Let’s talk about the art of how to give a compliment. I say art because giving a meaningful compliment truly is an art form. How we express admiration, respect, or affection can have a profound impact, not just on the receiver but on our well-being. And, let’s be honest, who doesn’t love receiving a genuine compliment?
When you dress differently from the majority of society, you get a lot of comments about what you wear when out and about. I’ll be honest: some people need to learn how to give a compliment. Take the gentleman who told me, “That dress is nice, but I could do without those stupid dinosaur earrings.” My response? Sir, no one is asking you. Enter the age-old adage: if you can’t say anything nice… There are always others who do the basic compliment my ootd (outfit of the day), a “I love your look” or “I like those shoes.” My response? Thank you so much.
However, occasionally, I receive a compliment that MAKES MY DAY. “You look so pretty.” Not the dress looks pretty, or those shoes are pretty, but I, myself, look pretty. Receiving compliments about how I look in the look vs. about the look got me thinking about how to give a compliment so it is meaningful to the receiver.
The Look vs. The Person Behind It
Often, I find myself admiring an outfit, a hairstyle, or even a new pair of shoes and then saying: “That dress is gorgeous!” or “Love the hair color!” We all know the standard IG comment, “I love this look!” While these are lovely sentiments, they focus on external, often transient aspects. They touch on the surface. And yes, while we do appreciate them, these compliments sometimes miss the essence of the person wearing them. Note: There is nothing wrong with saying these things, but your words can be SO much more!
Now imagine this: complimenting with depth and intention. “That dress looks gorgeous on you.” or “Your new hair color really brings out the spark in your eyes.” Notice the difference? The former focuses on the item or look, the latter on the person wearing it, appreciating the unique way in which they bring life to that particular look. Let’s take a look at what happens when we change the way we complement those about us:

The Psychology of Complimenting
What changes when you compliment the individual vs what’s on their bodies? Let’s look at the psychology of a compliment and how it can change our daily interactions:
1. Depth of Connection: Complimenting the person and not just their appearance establishes a deeper connection. You’re not just noticing an external thing they have chosen to put on that day. Instead, you’re acknowledging the individuality of the person wearing it. You are not just seeing the fantastic tiered taffeta skirt but acknowledging the bold mind behind the styling.
2. Self-esteem Booster: Recognizing the individual boosts their self-esteem more profoundly! Rewording your compliment makes it not just about a fleeting trend or a changeable style; it’s about them as unique creative beings.
3. Endorphin Release: Studies have shown that giving (yes, giving!) a genuine compliment can increase endorphin levels, our body’s natural feel-good chemicals. Going deeper with your compliment is a dopamine win-win for you and the receiver! And who doesn’t need more dopamine?!

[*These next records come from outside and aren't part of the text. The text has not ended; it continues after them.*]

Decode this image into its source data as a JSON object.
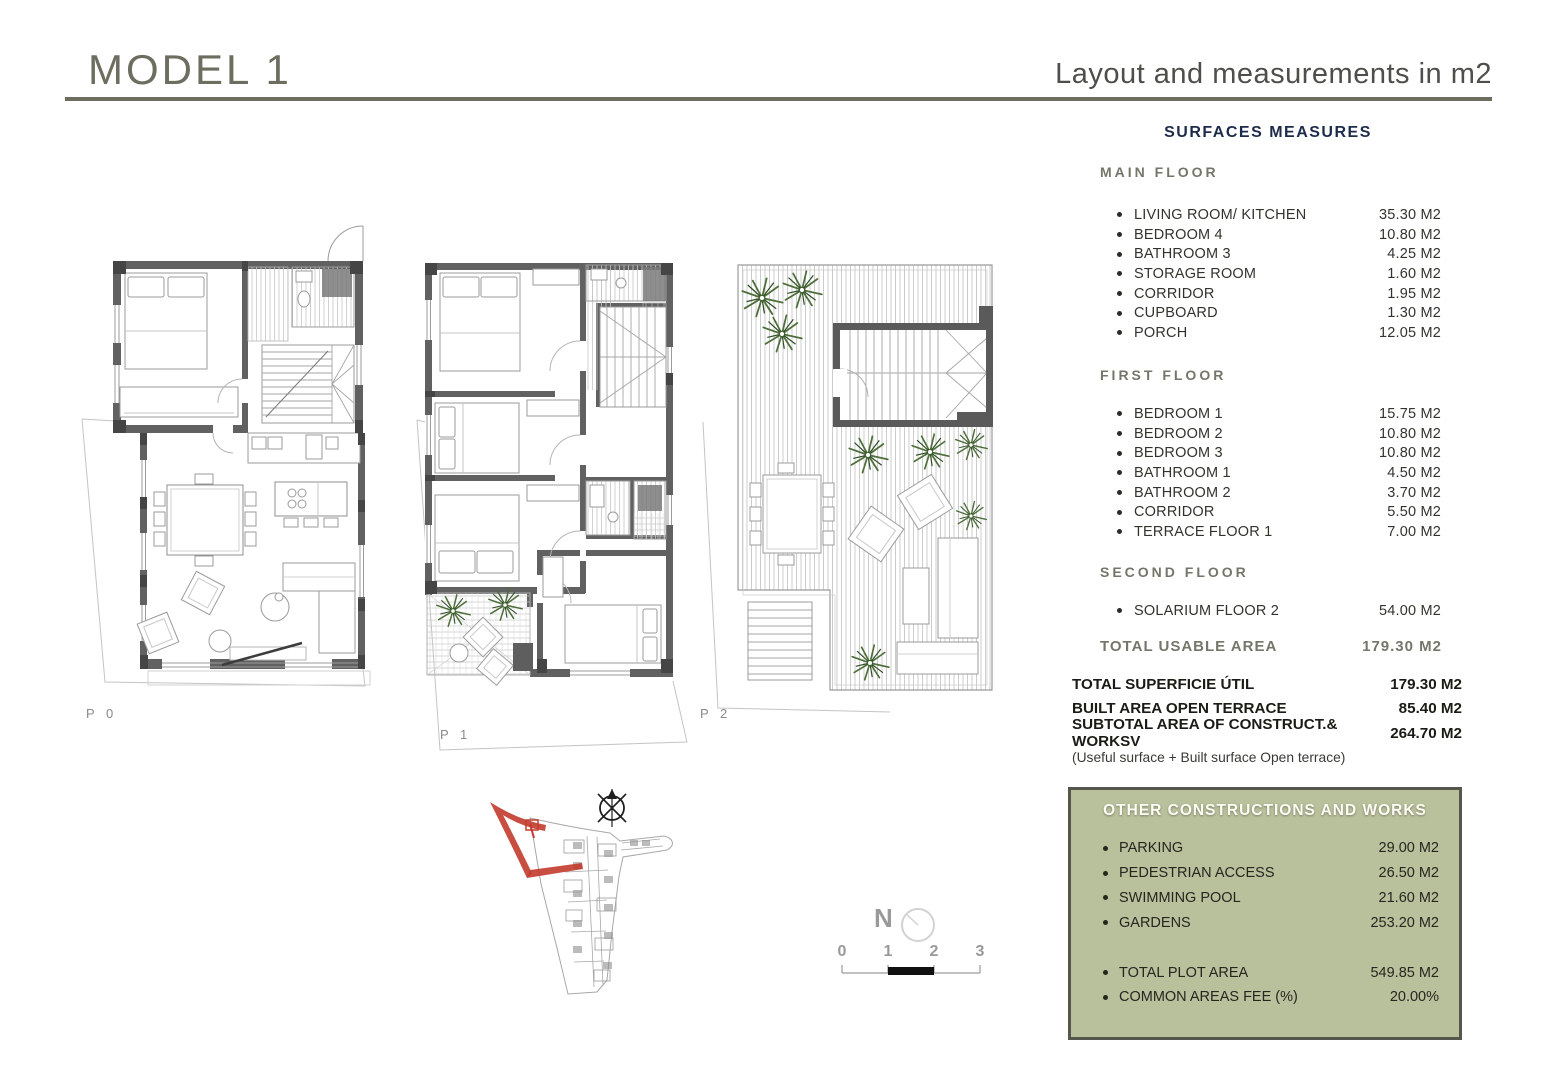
{
  "header": {
    "title": "MODEL 1",
    "subtitle": "Layout and measurements in m2"
  },
  "surfaces": {
    "heading": "SURFACES MEASURES",
    "sections": [
      {
        "label": "MAIN FLOOR",
        "items": [
          {
            "label": "LIVING ROOM/ KITCHEN",
            "value": "35.30 M2"
          },
          {
            "label": "BEDROOM 4",
            "value": "10.80 M2"
          },
          {
            "label": "BATHROOM 3",
            "value": "4.25 M2"
          },
          {
            "label": "STORAGE ROOM",
            "value": "1.60 M2"
          },
          {
            "label": "CORRIDOR",
            "value": "1.95 M2"
          },
          {
            "label": "CUPBOARD",
            "value": "1.30 M2"
          },
          {
            "label": "PORCH",
            "value": "12.05 M2"
          }
        ]
      },
      {
        "label": "FIRST FLOOR",
        "items": [
          {
            "label": "BEDROOM 1",
            "value": "15.75 M2"
          },
          {
            "label": "BEDROOM 2",
            "value": "10.80 M2"
          },
          {
            "label": "BEDROOM 3",
            "value": "10.80 M2"
          },
          {
            "label": "BATHROOM 1",
            "value": "4.50 M2"
          },
          {
            "label": "BATHROOM 2",
            "value": "3.70 M2"
          },
          {
            "label": "CORRIDOR",
            "value": "5.50 M2"
          },
          {
            "label": "TERRACE FLOOR 1",
            "value": "7.00 M2"
          }
        ]
      },
      {
        "label": "SECOND FLOOR",
        "items": [
          {
            "label": "SOLARIUM FLOOR 2",
            "value": "54.00 M2"
          }
        ]
      }
    ],
    "total_usable": {
      "label": "TOTAL USABLE AREA",
      "value": "179.30 M2"
    },
    "totals": [
      {
        "label": "TOTAL SUPERFICIE ÚTIL",
        "value": "179.30 M2"
      },
      {
        "label": "BUILT AREA OPEN TERRACE",
        "value": "85.40 M2"
      },
      {
        "label": "SUBTOTAL AREA OF CONSTRUCT.& WORKSV",
        "value": "264.70 M2"
      }
    ],
    "totals_note": "(Useful surface + Built surface Open terrace)"
  },
  "other_constructions": {
    "heading": "OTHER CONSTRUCTIONS AND WORKS",
    "items": [
      {
        "label": "PARKING",
        "value": "29.00 M2"
      },
      {
        "label": "PEDESTRIAN ACCESS",
        "value": "26.50 M2"
      },
      {
        "label": "SWIMMING POOL",
        "value": "21.60 M2"
      },
      {
        "label": "GARDENS",
        "value": "253.20 M2"
      }
    ],
    "totals": [
      {
        "label": "TOTAL PLOT AREA",
        "value": "549.85 M2"
      },
      {
        "label": "COMMON AREAS FEE (%)",
        "value": "20.00%"
      }
    ]
  },
  "plans": {
    "p0": "P 0",
    "p1": "P 1",
    "p2": "P 2"
  },
  "site": {
    "north_label": "N"
  },
  "scale_bar": {
    "ticks": [
      "0",
      "1",
      "2",
      "3"
    ]
  },
  "colors": {
    "accent_olive": "#6d6e60",
    "heading_navy": "#1c2b4a",
    "box_green": "#b9c09c",
    "box_border": "#56564c",
    "plot_red": "#c23b2e",
    "wall_gray": "#616161",
    "plan_line": "#9b9b9b",
    "plant_green": "#4e6f3a"
  }
}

How to Update Your Compliment Giving
1. Be Authentic: Only compliment when you truly mean it! People can tell when your words are disingenuous, and NO one has time for that nonsense. FULL STOP.
2. Be Specific: Instead of saying, “I like your dress,” say something more specific, like, “YOU look amazing in that dress!” Changing your focus shows you’ve taken a moment to truly observe and appreciate them. Switch “I like your next haircut” for “Your new haircut looks amazing on YOU.”
3. Compliment Their Qualities: Let’s go beyond style and fashion for a hot sec. Don’t forget to compliment the inherent qualities of those around you! “Your enthusiasm is infectious,” or “Your insights during the meeting were really valuable.” Recognizing someone’s personality traits fosters deeper connections and helps them to feel truly seen. And who doesn’t want to feel SEEN in this social media-heavy post-Covid world?


I want to note that no one has EVER had their day ruined by a kind compliment. If you’ve been admiring how an individual has been rocking a red lip in line at the coffee shop- let them know! If you cannot stop looking at how the person next to you is rocking a totally unique dress- do a shoulder tap and say something! But take a moment next time you’re about to compliment someone. Look beyond the surface! Recognize the beauty in the person and not just what they’re wearing. Celebrate their uniqueness and think of how to give a compliment that honors it. Because, in the end, that’s really matters.